Sometime in August, I am going to visit Claire and Bill to see and talk about their amazing art inspired by mountain pine beetles. This should be a magnificent road trip all the way to Wells, British Columbia (wherever that is). I’ll be stopping in Calgary to drop off a bunch of slides of beetle mites for some colleagues and checking out beetle fungal symbionts all along the way. It’ll be the Royal Canadian Symbiosis Tour! I am packing the Mini Cooper full of fishing gear and Scandinavian metal CDs for the trip. I’ll be sending posts.
Diana Six (right) and Jolanda Roux (left) peruse a plantation of exotic trees affected by exotic pests in South Africa. Look out little beetles, the Blues Sisters are here!
Help with #pinebeetle in my own backyard! From left to right-researchers: Emory (undergrad), Ryan (grad student), Travis (undergrad), Paul (partner and main squeeze), and Caleb (undergrad). You guys rock! The infested wood went back to the lab to support various research projects. It’ll come back to me for firewood by fall.
Jesse captures the fiery end of another ancient tree, high in the Gros Ventre.
Mountain pine beetle in lodgepole pines along one of my favorite rivers to fish. This area got hit by a cold snap in October 2009 that killed many of the beetles. For a couple of years they didn’t do much. But now they’re back and going gangbusters. I made a few casts with a nymph I tied a couple of days ago but no takes today.

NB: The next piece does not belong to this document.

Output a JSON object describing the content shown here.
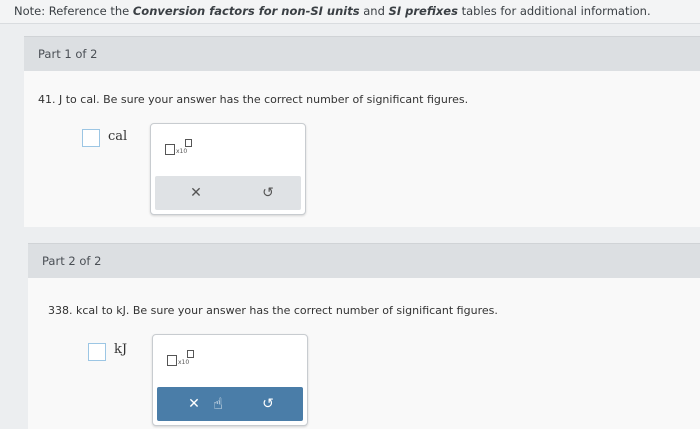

How’s this for tree CSI? Who killed this tree? Good question. And one I am trying to answer with a few walks in the woods this coming week. Two bark beetles have colonized this tree, mountain pine beetle and western pine beetle. The unstained area containing squiggly galleries (tunnels) is where western pine beetle was able to grab space. The blue-ish backwards J-shape is where mountain pine beetle grabbed space. Why the different colors? Back up a bit in this blog and you’ll find entries on bluestain fungi-the fungal partners of mountain pine beetle create a wonderful blue hue in beetle-killed trees due to melanin. The fungi with western pine beetle don’t have melanin and don’t alter the woods appearance.
So who killed this tree? That depends who got there first. According to ‘the book,’ mountain pine beetles kill trees and western pine beetles follow. One big problem-western pine beetles fly and attack trees in May while mountain pine beetles fly and kill trees from late June to Late August. What I am seeing in ponderosa pines around western Montana means one of two things….I am going to go look at more trees tomorrow before I share which I think is occurring.

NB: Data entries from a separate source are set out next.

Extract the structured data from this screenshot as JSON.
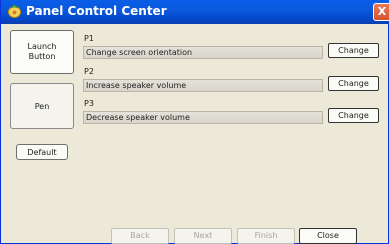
{
  "window": {
    "title": "Panel Control Center",
    "close_glyph": "X"
  },
  "sidebar": {
    "launch_button": "Launch\nButton",
    "pen": "Pen",
    "default": "Default"
  },
  "actions": [
    {
      "label": "P1",
      "value": "Change screen orientation",
      "button": "Change"
    },
    {
      "label": "P2",
      "value": "Increase speaker volume",
      "button": "Change"
    },
    {
      "label": "P3",
      "value": "Decrease speaker volume",
      "button": "Change"
    }
  ],
  "wizard": {
    "back": "Back",
    "next": "Next",
    "finish": "Finish",
    "close": "Close"
  },
  "icons": {
    "app": "tablet-panel-icon",
    "close": "close-icon"
  }
}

I came across this wonderful old, old ponderosa pine today. Really big-and in a grove of mostly young regeneration resulting from intensive logging in the past-probably 60-80 years ago. I don’t know how this one escaped, but I found it interesting that someone loves this tree enough to hike out here and tack a pheromone packet onto its trunk. Unfortunately, most beetle activity in the area is western pine beetle, not mountain pine beetle. The pheromone pack only works on mountain pine beetle and in any case they very seldom go for old growth. Keep your fingers crossed for this wonderful tree.

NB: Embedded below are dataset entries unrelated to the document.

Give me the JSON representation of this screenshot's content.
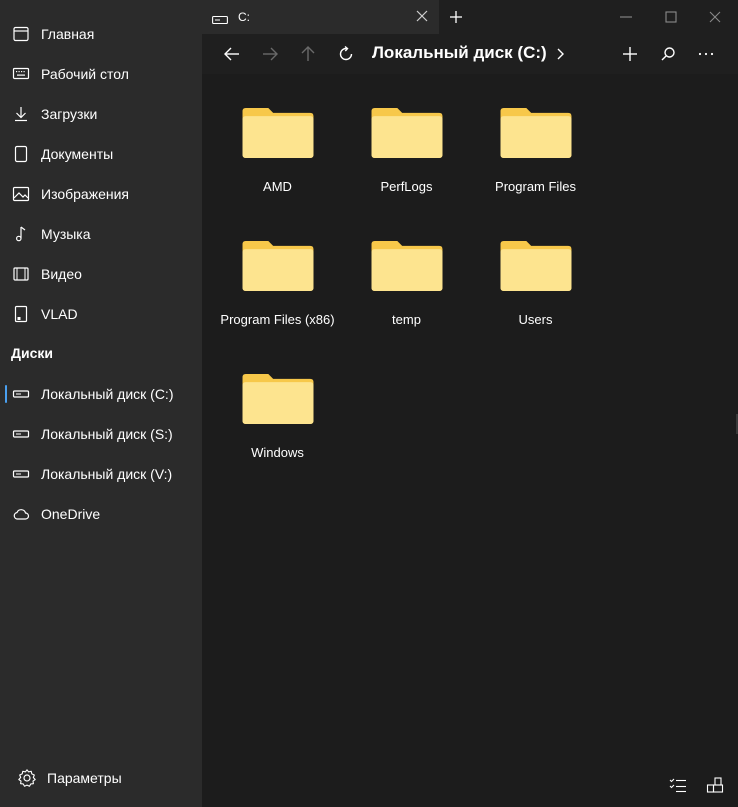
{
  "sidebar": {
    "items": [
      {
        "label": "Главная",
        "icon": "home-icon"
      },
      {
        "label": "Рабочий стол",
        "icon": "desktop-icon"
      },
      {
        "label": "Загрузки",
        "icon": "download-icon"
      },
      {
        "label": "Документы",
        "icon": "document-icon"
      },
      {
        "label": "Изображения",
        "icon": "pictures-icon"
      },
      {
        "label": "Музыка",
        "icon": "music-icon"
      },
      {
        "label": "Видео",
        "icon": "video-icon"
      },
      {
        "label": "VLAD",
        "icon": "user-folder-icon"
      }
    ],
    "section_header": "Диски",
    "drives": [
      {
        "label": "Локальный диск (C:)",
        "icon": "drive-icon",
        "active": true
      },
      {
        "label": "Локальный диск (S:)",
        "icon": "drive-icon"
      },
      {
        "label": "Локальный диск (V:)",
        "icon": "drive-icon"
      }
    ],
    "cloud": {
      "label": "OneDrive",
      "icon": "cloud-icon"
    },
    "settings_label": "Параметры"
  },
  "tab": {
    "label": "C:"
  },
  "toolbar": {
    "breadcrumb": "Локальный диск (C:)"
  },
  "folders": [
    {
      "name": "AMD"
    },
    {
      "name": "PerfLogs"
    },
    {
      "name": "Program Files"
    },
    {
      "name": "Program Files (x86)"
    },
    {
      "name": "temp"
    },
    {
      "name": "Users"
    },
    {
      "name": "Windows"
    }
  ],
  "colors": {
    "accent": "#4aa0f0",
    "folder_body": "#fde48f",
    "folder_tab": "#f7c84a"
  }
}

It’s the beginning of bark beetle hunting season
Stalked and caught 107 beetle-killed trees in less than an hour.
Who killed this tree?
No need to remove the bark to see which bark beetle caused the demise of this ponderosa pine. Let the woodpeckers tell you. The pattern of bark removal on this tree tells me it was killed by western pine beetle. This beetle completes development inside the bark. The woodpeckers flake off only enough bark to get to the larvae. In contrast, mountain pine beetle develops under the bark. If this tree had been killed by mountain pine beetle, the woodpeckers would have had to work much harder, and completely remove the bark to feed. In my lab, we call this Tree CSI. Even years after a tree is killed, a lot that can be learned about what happened throughout its life including the climate it experienced, what killed it, and what happened to it in the period after death. You just need to know how to read the clues!